Paula smiled at him, rather wanly.
"What are you going to do, Charles?"
"Get a boat," said Bell curtly. "One with three or four men, if I can. If I can buy it with the skipper's money, I will. But I can't take you to go bargaining. It would look suspicious."
They had reached the central plaza of the town. The market swarmed with brown skinned folk and seemed to overflow with fruits. A man was unconcernedly shoveling oranges out of a cart with a shovel, as if they had been so much coal. A market woman as unconcernedly dropped some of the same golden fruit within a small pen where a piglet awaited a purchaser. To the left, there were rows of unshaded stalls where the infinitely delicate handmade Paraguayan lace was exposed for sale.
"I—think," said Paula, "I think I will go in the cathedral. I will be very devout, Charles, and you will find me there when you return. I will be safe there, certainly."
He walked with her across the crowded plaza. He should have known that your peasant does not stride with head up, but regarding the ground. That a man who works heavily droops his shoulders with weariness at the end of a day. And especially he should have realized that Paraguay is not, strictly speaking, a Latin-American nation. It is Latin-Indian, in which the population graduates very definitely from a sub-stratum of nearly or quite pure Indian race to an aristocracy of nearly or quite pure Spanish descent, and that the color of a man's skin fixes his place in society. Both Bell and Paula were too light of skin for the peasant's clothes they wore. They aroused curiosity at once. If it was not an active curiosity, it was nevertheless curiosity of a sort.

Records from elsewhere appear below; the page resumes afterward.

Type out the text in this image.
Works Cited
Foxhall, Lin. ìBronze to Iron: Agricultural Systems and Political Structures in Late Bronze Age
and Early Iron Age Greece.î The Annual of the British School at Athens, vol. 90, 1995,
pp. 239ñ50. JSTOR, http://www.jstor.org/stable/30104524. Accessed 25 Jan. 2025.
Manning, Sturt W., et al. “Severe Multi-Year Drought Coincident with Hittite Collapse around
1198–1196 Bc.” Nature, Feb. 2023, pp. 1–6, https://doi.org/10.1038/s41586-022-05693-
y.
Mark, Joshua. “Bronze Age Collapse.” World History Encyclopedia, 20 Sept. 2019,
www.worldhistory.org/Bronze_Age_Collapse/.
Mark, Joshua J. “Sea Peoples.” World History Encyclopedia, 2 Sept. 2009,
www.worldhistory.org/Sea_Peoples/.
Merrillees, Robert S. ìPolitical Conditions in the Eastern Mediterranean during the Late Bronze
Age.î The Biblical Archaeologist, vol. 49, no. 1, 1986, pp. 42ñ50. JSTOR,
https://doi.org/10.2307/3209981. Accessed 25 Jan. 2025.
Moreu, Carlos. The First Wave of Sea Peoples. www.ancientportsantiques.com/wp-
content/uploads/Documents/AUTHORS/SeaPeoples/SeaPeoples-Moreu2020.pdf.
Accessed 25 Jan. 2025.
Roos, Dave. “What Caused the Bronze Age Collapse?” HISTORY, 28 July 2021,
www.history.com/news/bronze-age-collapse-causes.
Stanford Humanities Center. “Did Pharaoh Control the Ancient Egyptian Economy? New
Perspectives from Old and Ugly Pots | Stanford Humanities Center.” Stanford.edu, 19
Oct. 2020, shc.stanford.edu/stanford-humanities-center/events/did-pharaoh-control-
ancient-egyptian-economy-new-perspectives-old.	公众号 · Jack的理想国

But Bell left her in the shadowy, cool interior of the cathedral which seems so pitifully small to be the center of religion for a nation. He saw her move toward one of the little candle-lit niches in the wall and fall quite simply on her knees there.
And he moved off, to wander aimlessly down to the river shore and stare about and presently begin a desultory conversation with sleepy boatmen.
It was three hours and more before he returned to the Cathedral, and Paula was talking to someone. More, talking to a woman in the most discreet of mantilla'd church-going costumes. Paula saw him in the doorway, and uttered a little cry of relief. She came hurrying to him.
"Charles! I have found a friend! Isabella Ybarra. We were schoolmates in the United States and she has just come back from Paris! So you see, she cannot—"
"I see," said Bell very quietly.
Paula was speaking swiftly and very softly.
"We went to school together, Charles. I trust her. You must trust her also. There is no danger, this time. Isabella has never even heard of The Master. So you see...."
"I see that you need someone you can trust," said Bell grimly. "I found that the captain of the steamer had gone to The Master's deputy here. While I was talking to some boatmen a warning was given to look out for a man and woman, together, who may try to buy a boat. We're described, and only the fact that I was alone kept me from being suspected. Police, soldiers—everybody is looking out for us. Paraguay's under The Master's thumb more completely than any other nation on the continent."